Friday, September 2, 2011

Friday Science: Mosquitoes

Last night, the family was attacked by a swarm of mosquitoes.  I initially wrote "the family was attached...... which is actually the same word I think.  The dogs could not stop moving long enough to pee or quite literally speaking, hundreds of mosquitoes landed on them.  The human victims were not spared either.  I have rarely seen such a plague of insects.  I was in Kansas and viewed grasshoppers at a density of about twenty per square meter.  They tell me that during a real problem year there are over a hundred per square meter.  That is on the ground, not in the air.  Every step would send multitudes of three inch hoppers in a scurry and in your face and hair.  Pandemonium would break loose and as I ran maddeningly through the field, thousands and thousands of grasshoppers would take flight.  It was my first understanding of the cascade effect.  Within ten steps I could stir up ten thousand locusts.  There were no sea gulls in sight.

The mosquito population around our lake has been quite low for a long time.  A two year drought-like environment had reduced non-predator water to Nil.  A mosquito larvae had to survive in a very hungry and shrinking lake.  Now, with regular rains, puddles of water all over the place, and lots of long grass to hide from dragonflies, mosquito populations have exploded to billions of mosquitoes.  I estimated that if I stood still, five hundred mosquitoes would land on me and the same was happening to every mammal in the place.  I also have Australian Pine trees on my property.  I am not sure that is the real name but that is what we call them.  They are mosquito magnets and know for being so.  I do not have non-predator standing water, just a few small ponds. A drop of dew on the leaves of grass can be home to a few larvae with no predatory enemy.

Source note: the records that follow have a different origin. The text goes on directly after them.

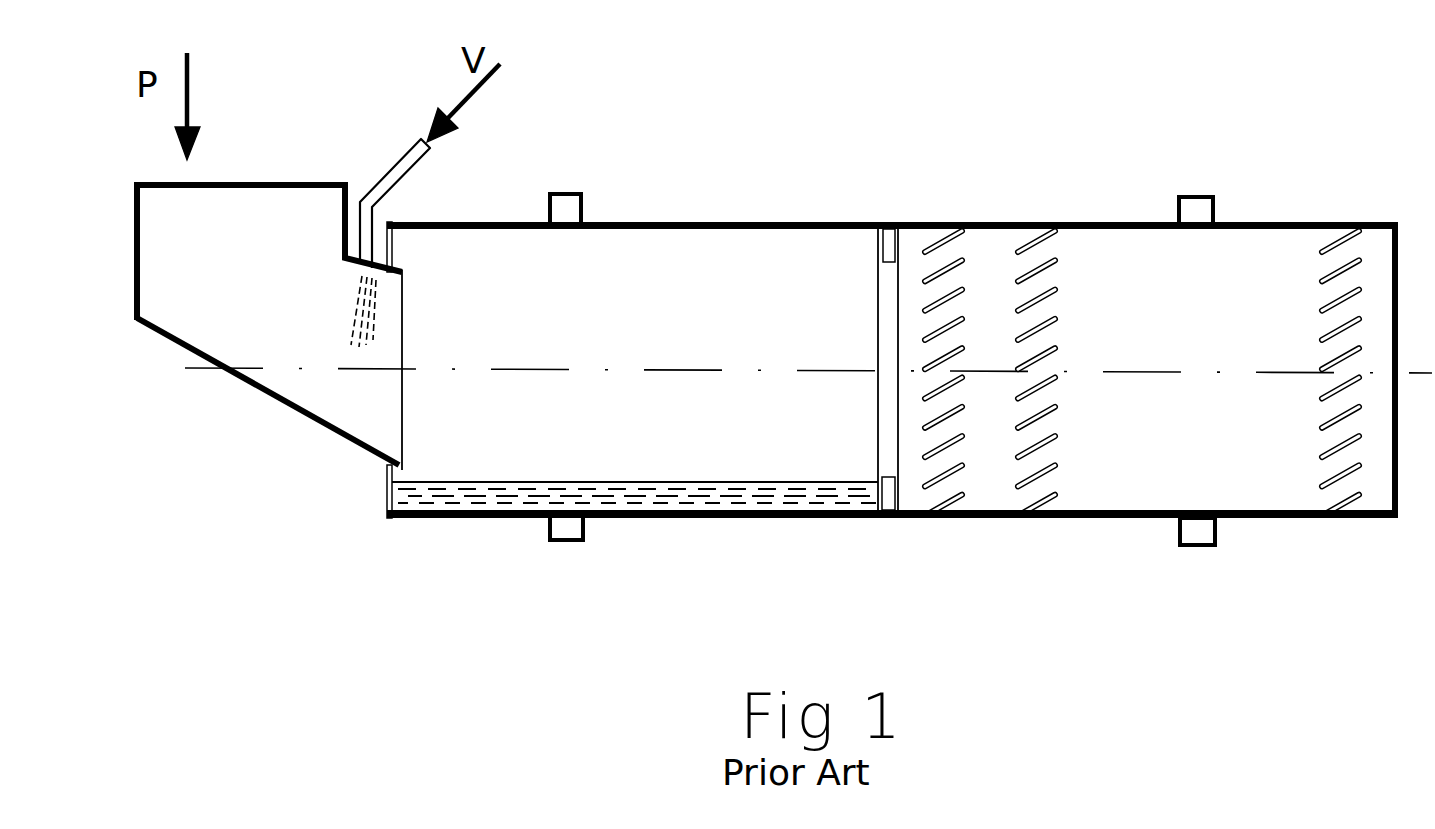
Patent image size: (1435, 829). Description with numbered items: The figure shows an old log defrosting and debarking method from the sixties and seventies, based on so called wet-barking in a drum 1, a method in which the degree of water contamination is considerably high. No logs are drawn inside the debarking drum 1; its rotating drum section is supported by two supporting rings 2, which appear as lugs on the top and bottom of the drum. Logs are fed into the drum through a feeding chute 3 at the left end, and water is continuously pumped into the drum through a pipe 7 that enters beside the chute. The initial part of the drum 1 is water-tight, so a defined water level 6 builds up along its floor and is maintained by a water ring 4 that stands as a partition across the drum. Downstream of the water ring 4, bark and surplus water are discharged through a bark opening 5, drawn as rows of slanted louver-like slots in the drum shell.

The drum 1 is at (737, 222).
The supporting rings 2 is at (574, 216).
The feeding chute 3 is at (263, 198).
The water ring 4 is at (895, 243).
The bark opening 5 is at (945, 493).
The water level 6 is at (698, 482).
The pipe 7 is at (412, 168).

Dry is the enemy of the mosquito.  Fifteen acres of grass filled mosquitoes is as the Xerxes army was to the 300 Spartans. 

Tomorrow we will mow down the grass around the house, spray malathion in the barn and hopefully complain a little less.  The dragon flies will enjoy a bounty, the martins will rule the skies and the anopheles with its Plasmodium falciparum symbiote will wait for another day.